This is one of my favourite sides to accompany my Sunday Roast Dinner. Something my American husband had never tried or even heard of, he now insists I make these whenever we have a roast, regardless of the day.
For my favourite version of this popular British pudding (savoury pudding, not to be mistaken for a dessert pudding) I have posted this dish under the menu banner for Sides.
Here is a little history for this yummy side dish.
Yorkshire pudding is a traditional English dish that usually accompanies roast beef or roast chicken. It has been a British Sunday Dinner staple for more than 250 years. Made from flour, eggs, milk, seasoning, and the drippings from the roast meat, this batter dish is served on the side and covered in gravy.
The roots of Yorkshire pudding lie in the northern quadrant of England; however, this British culinary treat is served all over the UK, including Scotland and Ireland.
Originally called dripping pudding, Yorkshire pudding was made from the fat that dripped into a tray below the roasting meat. It was a practical way to put to use something that would have otherwise been thrown out.
Many people believe Yorkshire pudding was created in Yorkshire; however, there is no recorded evidence to suggest this–although any resident of Yorkshire will claim the credit for the development of the dish.
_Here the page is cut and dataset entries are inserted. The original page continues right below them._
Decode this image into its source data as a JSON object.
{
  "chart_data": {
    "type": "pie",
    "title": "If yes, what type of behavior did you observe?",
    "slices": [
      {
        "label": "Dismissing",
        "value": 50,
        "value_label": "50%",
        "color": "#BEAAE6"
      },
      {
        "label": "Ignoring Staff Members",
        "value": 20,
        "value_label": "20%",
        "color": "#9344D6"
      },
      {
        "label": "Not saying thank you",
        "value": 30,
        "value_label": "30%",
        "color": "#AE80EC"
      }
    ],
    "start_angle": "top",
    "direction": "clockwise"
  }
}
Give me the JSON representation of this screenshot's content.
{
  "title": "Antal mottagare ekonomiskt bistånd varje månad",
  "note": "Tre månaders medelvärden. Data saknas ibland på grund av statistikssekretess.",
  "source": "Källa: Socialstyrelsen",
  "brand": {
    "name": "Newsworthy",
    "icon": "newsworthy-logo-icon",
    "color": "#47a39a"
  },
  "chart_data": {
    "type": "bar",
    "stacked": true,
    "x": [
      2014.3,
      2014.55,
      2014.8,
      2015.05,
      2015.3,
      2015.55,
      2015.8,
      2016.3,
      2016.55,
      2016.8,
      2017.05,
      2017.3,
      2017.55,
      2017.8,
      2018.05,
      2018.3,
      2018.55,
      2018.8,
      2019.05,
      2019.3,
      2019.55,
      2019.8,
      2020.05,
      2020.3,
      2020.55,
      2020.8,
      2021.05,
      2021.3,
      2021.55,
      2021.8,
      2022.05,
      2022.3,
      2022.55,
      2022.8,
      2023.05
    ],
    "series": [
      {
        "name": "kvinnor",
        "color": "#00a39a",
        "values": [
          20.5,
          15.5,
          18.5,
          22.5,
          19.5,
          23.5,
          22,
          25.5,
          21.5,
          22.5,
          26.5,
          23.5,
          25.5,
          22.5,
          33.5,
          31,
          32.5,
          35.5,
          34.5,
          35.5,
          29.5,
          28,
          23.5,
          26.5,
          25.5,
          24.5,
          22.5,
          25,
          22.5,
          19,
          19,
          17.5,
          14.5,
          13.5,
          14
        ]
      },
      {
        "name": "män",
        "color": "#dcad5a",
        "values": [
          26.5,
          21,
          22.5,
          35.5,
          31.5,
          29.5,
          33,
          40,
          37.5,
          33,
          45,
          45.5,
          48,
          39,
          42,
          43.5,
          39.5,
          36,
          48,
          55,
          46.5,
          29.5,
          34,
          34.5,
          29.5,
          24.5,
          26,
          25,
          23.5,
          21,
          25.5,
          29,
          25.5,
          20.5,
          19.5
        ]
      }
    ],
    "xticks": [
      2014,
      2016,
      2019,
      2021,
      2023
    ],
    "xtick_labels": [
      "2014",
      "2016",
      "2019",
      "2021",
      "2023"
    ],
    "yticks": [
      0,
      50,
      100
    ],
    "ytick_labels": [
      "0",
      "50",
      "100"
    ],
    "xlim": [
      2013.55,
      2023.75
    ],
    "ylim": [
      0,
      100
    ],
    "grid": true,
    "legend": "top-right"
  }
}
Yorkshire puddings were originally served before the main course, to fill you up a little. This was particularly important if meat was scarce, in which case they would be served with meat gravy.
Early versions were flatter than today’s airy Yorkshires, and were cooked beneath the meat which was being spit-roasted over a fire.
The recipe has stood the test of time and it is still a popular traditional dish eaten by many on a regular basis, often with the Sunday roast and particularly roast beef. Eaten by folk from all backgrounds and of all ages, it is truly a recipe of the people, widely available in many pubs and restaurants and a must for any visitor to try.